When we left the center, it was pouring rain.  Ben drove while I sat in the back seat mulling over things.  He reached over the passenger seat and held my hand.  "Do you want to go to Krispy Kreme?" he asked, just as we were passing one of two locations within 30 min of our apartment.  I asked him if he wanted to go, since he had just passed the place.  Suddenly, we were making a U-Turn and pulling into the parking lot.  In less than a minute we found ourselves in front of this: 



Our excitement was palpable, just like the scent of the fresh donuts being pulled off the icing conveyor belt.  Like four-year-olds we fumbled about for 10 minutes trying to decide which 12 donuts to order. We needed to get equal parts glazed and filled, with one or two cake donuts thrown in. And of course we've got to have some of the warm originals. We finally placed our order and took our seats to devour the dozen donuts.  
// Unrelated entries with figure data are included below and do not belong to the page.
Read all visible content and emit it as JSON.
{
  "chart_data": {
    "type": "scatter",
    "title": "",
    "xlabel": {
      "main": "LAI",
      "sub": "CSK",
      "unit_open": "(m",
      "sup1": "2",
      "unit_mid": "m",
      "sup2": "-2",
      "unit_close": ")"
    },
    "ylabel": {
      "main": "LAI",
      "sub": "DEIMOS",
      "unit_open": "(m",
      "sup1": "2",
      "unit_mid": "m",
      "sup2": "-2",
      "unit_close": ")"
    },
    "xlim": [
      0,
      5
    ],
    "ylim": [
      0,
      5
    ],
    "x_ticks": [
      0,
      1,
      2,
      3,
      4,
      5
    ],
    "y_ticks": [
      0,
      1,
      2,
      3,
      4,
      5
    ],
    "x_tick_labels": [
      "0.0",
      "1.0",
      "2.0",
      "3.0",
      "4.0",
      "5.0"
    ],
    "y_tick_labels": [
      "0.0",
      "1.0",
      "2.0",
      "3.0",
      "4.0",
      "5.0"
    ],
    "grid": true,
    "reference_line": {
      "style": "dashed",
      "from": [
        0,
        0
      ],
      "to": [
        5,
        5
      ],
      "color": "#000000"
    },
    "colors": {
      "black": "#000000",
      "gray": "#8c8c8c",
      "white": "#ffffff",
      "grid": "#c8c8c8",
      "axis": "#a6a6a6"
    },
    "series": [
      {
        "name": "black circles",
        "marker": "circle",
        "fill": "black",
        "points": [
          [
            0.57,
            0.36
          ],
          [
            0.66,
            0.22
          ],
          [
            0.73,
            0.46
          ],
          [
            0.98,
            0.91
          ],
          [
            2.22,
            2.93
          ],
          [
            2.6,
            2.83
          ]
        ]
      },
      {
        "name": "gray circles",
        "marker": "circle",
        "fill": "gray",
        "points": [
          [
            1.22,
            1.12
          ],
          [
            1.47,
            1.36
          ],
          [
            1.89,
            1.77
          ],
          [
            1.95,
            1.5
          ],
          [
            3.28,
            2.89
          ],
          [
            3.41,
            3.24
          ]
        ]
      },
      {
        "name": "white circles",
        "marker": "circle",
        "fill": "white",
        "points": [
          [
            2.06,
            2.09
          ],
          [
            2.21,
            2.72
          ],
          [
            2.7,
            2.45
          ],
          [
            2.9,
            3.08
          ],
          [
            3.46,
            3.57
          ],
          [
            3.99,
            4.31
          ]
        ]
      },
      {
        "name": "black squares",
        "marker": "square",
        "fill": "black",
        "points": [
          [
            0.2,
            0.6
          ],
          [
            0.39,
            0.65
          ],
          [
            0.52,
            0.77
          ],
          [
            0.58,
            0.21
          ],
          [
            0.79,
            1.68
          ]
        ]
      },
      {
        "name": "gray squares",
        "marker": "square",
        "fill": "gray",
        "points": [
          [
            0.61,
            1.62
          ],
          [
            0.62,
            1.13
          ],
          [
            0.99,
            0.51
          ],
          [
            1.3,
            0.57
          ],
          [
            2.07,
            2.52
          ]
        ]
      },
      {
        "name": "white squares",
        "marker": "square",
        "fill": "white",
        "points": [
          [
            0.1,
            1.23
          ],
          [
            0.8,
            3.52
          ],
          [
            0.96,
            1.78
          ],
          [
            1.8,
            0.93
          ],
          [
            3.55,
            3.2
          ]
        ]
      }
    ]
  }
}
Despite the depressing dialysis treatment lecture, this was one of the best days of my life.  I know, it's hard to believe.  Ben and I couldn't wipe the smiles off of our faces as we stuffed them with donuts.  I decided that instead of eating all six of the ones I picked out, I would eat one full one and then take bites out of all of the others.  As I moved from cinnamon apple to raspberry filled, I looked up at Ben, chipmunk cheeks filled with an Oreo Cake donut, and I wished I could stay in that moment forever.  I kind of forgot about what had transpired about a half hour before at the dialysis center.  The combination of sugar and Ben's presence was making me deliriously happy.  I thought, it's so nice to have someone to eat donuts with me.  It's so nice to have someone to go with me to my to doctor's appointments.  It's so nice to have someone who knows that after a depressing doctor's appointment, that naturally a trip to Krispy Kreme is what comes next.  
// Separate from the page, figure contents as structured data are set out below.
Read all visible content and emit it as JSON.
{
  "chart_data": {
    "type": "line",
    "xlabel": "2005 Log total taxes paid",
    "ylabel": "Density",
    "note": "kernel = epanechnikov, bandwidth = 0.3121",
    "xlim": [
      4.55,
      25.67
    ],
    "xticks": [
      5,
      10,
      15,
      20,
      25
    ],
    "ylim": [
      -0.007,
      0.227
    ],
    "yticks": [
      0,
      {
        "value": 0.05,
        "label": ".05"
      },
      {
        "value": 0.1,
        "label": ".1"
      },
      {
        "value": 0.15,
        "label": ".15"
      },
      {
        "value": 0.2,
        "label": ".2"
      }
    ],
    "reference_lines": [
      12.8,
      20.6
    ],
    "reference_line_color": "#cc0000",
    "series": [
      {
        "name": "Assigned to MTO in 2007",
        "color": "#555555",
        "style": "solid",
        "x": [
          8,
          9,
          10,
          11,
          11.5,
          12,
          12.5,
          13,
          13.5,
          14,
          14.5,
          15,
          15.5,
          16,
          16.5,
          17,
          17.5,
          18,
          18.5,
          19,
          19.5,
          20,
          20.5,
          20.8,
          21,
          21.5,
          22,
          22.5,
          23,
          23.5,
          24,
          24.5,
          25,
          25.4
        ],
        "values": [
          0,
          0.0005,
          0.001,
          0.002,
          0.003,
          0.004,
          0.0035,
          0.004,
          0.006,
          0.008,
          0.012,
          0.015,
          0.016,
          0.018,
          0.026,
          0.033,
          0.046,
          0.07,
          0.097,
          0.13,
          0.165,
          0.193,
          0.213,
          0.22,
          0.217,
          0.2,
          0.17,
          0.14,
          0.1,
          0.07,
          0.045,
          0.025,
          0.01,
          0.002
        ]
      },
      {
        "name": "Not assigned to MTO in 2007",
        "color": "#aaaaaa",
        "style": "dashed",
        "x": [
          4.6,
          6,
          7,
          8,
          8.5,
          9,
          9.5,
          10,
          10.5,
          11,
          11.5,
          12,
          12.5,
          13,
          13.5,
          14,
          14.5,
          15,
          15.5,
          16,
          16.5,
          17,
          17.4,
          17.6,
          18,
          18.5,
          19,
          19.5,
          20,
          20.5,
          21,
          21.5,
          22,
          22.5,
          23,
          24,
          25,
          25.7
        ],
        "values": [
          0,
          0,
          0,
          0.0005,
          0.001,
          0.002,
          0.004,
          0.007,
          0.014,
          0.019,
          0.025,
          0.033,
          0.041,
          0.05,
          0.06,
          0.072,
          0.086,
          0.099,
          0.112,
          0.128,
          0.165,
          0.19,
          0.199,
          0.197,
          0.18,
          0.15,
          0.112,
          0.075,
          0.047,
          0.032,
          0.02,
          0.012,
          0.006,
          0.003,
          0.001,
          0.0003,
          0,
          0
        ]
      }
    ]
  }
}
Ben and I don't know many other engaged people.  And the ones we do know don't have to deal with anything like this-- a test of your "in sickness or in health" vow before you've even have to vow it!  I would love to just have a normal engagement, you know, one where you just focus on planning your wedding, honeymoon, and maybe talking about buying a house.  But that's not our journey. However, I'm grateful for the one we're on.  Some people ask me if I'm scared  about getting married. But I am not. I am 100% ready.  I think what makes some people scared is the uncertainty of what's to come, how their partner will be.  Because of our special circumstances, I know 100% that I am taken care of, loved, appreciated, and protected.  I don't worry about if Ben is going to be there for me, because he already is.  
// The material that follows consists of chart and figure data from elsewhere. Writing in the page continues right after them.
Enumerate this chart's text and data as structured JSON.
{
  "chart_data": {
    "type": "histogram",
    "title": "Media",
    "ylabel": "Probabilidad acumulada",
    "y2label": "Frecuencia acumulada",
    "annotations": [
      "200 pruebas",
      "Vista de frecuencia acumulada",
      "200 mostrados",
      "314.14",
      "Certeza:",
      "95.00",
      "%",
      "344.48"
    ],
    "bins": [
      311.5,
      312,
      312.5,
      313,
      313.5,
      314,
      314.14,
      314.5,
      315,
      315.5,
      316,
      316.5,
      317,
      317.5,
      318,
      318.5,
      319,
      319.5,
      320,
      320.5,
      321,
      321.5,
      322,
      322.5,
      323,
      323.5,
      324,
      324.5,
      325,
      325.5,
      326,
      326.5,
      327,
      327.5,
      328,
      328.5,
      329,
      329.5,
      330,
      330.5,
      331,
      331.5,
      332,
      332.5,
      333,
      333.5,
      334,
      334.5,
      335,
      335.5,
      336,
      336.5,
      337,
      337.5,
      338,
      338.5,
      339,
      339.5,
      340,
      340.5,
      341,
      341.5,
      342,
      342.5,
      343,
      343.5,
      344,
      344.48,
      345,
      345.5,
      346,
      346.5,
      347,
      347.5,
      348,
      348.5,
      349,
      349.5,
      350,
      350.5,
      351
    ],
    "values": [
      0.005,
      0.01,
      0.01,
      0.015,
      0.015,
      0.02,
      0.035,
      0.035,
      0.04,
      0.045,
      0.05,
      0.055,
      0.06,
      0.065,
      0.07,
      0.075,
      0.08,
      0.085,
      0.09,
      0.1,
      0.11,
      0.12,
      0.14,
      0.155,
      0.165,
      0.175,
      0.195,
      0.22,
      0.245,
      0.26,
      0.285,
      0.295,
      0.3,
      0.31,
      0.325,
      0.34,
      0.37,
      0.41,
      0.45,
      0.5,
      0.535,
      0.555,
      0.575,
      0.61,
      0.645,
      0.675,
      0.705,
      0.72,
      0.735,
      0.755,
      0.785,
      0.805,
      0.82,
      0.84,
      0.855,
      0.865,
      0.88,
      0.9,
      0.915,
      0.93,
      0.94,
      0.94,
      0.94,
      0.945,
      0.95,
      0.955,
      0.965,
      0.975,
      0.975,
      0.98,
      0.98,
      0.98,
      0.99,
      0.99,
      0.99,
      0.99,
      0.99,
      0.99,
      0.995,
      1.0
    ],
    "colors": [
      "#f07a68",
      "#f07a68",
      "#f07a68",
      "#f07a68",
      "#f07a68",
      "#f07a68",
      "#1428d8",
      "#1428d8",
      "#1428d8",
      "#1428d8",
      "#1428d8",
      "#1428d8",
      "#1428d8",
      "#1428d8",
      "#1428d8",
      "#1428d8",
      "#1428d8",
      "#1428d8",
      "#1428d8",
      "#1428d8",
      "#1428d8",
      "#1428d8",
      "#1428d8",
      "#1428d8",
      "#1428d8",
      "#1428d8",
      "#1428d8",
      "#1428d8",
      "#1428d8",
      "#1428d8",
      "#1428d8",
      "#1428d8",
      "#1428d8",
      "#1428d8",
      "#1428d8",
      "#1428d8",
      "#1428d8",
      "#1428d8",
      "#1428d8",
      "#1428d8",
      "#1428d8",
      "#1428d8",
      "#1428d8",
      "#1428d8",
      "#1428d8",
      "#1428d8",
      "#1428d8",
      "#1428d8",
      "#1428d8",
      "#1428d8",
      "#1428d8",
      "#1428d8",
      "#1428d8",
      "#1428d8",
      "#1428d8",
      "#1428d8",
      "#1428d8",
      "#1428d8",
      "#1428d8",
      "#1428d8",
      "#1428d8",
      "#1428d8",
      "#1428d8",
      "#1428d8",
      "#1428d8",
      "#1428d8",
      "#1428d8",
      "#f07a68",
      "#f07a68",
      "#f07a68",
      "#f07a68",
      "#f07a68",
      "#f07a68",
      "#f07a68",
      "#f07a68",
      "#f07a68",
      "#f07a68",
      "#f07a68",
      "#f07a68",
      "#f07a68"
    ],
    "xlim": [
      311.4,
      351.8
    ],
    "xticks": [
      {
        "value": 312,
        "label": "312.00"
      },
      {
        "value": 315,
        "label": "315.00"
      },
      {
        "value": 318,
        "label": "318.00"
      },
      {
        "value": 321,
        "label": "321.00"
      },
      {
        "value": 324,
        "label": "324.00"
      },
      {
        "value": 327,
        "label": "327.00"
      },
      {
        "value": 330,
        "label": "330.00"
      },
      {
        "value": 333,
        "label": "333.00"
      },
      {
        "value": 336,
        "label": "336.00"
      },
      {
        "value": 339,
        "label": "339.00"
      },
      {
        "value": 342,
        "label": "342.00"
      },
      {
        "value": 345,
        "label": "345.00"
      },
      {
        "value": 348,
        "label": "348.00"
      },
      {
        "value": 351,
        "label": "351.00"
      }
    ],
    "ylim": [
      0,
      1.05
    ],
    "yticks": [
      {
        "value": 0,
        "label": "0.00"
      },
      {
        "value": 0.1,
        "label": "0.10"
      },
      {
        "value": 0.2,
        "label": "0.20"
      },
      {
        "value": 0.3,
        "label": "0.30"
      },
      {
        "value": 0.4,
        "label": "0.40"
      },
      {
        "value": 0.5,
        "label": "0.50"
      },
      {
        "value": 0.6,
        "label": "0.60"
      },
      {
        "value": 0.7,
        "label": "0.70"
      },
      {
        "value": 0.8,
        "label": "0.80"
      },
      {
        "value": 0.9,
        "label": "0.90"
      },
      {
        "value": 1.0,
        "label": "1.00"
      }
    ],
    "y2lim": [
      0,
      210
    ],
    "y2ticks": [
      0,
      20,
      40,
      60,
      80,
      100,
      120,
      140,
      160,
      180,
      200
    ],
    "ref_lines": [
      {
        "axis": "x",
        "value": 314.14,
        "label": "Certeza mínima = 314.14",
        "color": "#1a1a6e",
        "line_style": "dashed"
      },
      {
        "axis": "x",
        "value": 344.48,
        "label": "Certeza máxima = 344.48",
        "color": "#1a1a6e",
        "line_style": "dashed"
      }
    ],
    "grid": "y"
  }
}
After seriously demolishing a half a box of donuts, we lingered for another 10 minutes to watch another fresh batch of donuts being made.  We even rooted for some of the underdog, deformed donuts to make it into the Krispy Kreme fundraising boxes, but they really do catch those quick!  I looked around the restaurant.  It was pretty empty except for a family with two kids, doing almost the exact same thing, marveling at donut creation.  This is what some families do---they take trips to Krispy Kreme, to have a special treat.  That day I was so happy to be there, watching donuts get fried, with Ben, one/half of my new two-person family.